Non solo. Una regolazione così concepita potrebbe incentivare anche nuovi modelli di collaborazione tra gestori e fornitori di tecnologie, al fine di testare non solo la viabilità dell’innovazione di prodotto/servizio in sé ma anche il ruolo degli attori lungo la catena del valore.

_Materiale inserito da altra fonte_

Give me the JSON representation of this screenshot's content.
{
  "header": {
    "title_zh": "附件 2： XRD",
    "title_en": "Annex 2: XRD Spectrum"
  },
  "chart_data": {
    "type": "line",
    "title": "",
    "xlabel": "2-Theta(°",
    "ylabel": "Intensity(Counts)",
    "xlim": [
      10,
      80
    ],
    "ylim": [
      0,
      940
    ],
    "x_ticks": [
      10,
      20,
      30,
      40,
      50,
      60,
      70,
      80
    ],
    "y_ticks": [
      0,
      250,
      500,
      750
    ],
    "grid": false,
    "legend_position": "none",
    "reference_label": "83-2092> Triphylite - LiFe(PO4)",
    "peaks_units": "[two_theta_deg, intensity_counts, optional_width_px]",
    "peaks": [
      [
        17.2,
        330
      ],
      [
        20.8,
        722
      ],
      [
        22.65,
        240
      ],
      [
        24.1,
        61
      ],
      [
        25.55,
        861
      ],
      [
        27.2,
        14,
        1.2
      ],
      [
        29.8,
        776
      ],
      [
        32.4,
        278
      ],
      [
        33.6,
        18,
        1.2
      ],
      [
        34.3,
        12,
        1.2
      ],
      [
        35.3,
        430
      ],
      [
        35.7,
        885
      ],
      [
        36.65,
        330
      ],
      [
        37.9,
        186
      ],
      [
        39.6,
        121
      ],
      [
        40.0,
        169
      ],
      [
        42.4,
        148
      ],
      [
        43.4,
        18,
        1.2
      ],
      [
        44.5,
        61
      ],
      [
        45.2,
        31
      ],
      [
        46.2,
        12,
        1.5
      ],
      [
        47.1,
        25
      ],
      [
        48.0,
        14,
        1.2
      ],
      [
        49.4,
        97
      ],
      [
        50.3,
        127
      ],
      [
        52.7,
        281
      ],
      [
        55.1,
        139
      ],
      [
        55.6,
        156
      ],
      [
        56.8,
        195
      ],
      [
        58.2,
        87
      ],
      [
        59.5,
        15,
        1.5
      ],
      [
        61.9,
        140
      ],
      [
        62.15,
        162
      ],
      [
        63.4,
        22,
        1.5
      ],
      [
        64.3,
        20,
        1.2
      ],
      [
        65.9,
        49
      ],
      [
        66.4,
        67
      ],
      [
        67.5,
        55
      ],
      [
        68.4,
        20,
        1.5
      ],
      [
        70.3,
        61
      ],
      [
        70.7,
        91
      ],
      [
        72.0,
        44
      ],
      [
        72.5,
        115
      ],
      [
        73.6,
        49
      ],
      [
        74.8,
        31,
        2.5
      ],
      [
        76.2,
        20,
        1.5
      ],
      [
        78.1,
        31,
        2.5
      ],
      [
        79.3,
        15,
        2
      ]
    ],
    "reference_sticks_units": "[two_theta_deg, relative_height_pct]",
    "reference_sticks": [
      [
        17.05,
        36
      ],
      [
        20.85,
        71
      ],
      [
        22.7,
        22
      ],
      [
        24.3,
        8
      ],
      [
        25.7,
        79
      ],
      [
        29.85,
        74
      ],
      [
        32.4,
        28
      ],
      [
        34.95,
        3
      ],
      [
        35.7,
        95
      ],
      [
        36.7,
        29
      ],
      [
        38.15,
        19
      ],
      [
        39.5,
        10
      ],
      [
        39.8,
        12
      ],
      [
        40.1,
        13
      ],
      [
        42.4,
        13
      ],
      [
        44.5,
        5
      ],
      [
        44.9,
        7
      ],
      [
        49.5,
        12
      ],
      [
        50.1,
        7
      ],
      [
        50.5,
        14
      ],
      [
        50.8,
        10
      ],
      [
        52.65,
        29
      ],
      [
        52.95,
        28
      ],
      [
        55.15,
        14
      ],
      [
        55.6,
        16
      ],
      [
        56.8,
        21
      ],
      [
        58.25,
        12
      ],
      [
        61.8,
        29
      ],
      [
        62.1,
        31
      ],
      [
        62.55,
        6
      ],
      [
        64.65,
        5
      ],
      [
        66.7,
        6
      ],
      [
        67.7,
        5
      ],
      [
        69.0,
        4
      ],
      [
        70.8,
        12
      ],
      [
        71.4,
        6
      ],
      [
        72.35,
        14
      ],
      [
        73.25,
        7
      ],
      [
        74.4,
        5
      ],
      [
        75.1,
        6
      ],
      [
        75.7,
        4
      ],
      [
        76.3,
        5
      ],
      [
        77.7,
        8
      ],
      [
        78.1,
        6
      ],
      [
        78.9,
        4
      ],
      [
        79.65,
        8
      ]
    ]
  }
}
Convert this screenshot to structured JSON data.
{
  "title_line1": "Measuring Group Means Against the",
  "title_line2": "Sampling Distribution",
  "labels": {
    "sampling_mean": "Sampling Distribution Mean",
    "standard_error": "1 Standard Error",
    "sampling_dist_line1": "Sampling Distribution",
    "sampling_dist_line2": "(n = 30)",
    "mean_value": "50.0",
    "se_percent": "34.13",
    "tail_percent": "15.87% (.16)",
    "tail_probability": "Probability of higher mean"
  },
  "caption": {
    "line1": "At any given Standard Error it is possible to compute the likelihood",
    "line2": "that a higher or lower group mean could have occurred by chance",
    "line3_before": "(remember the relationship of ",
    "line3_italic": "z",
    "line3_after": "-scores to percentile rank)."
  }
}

Un aspetto questo che, qualora opportunamente sostenuto da un coerente quadro legislativo, sosterrebbe il consolidamento di una filiera nazionale di fornitura strutturata e robusta.


[1] ISTAT, Annuario Statistico Italiano 2020, Capitolo 21, “Ricerca, innovazione e tecnologia dell’informazione”.

[2] L’art.36 della legge n. 58/2019, il legislatore ha previsto il regulatory sandbox e istituito il Comitato Fintech

[3] L’art. 27 bis del “Testo integrato della regolazione output-based dei servizi di distribuzione e misura dell’energia elettrica – Periodo di regolazione 2016-2023” TIQE reso operativo con la determina DIEU 27 marzo 2020, n. 6/2020 e in vigore dal 1° gennaio 2020.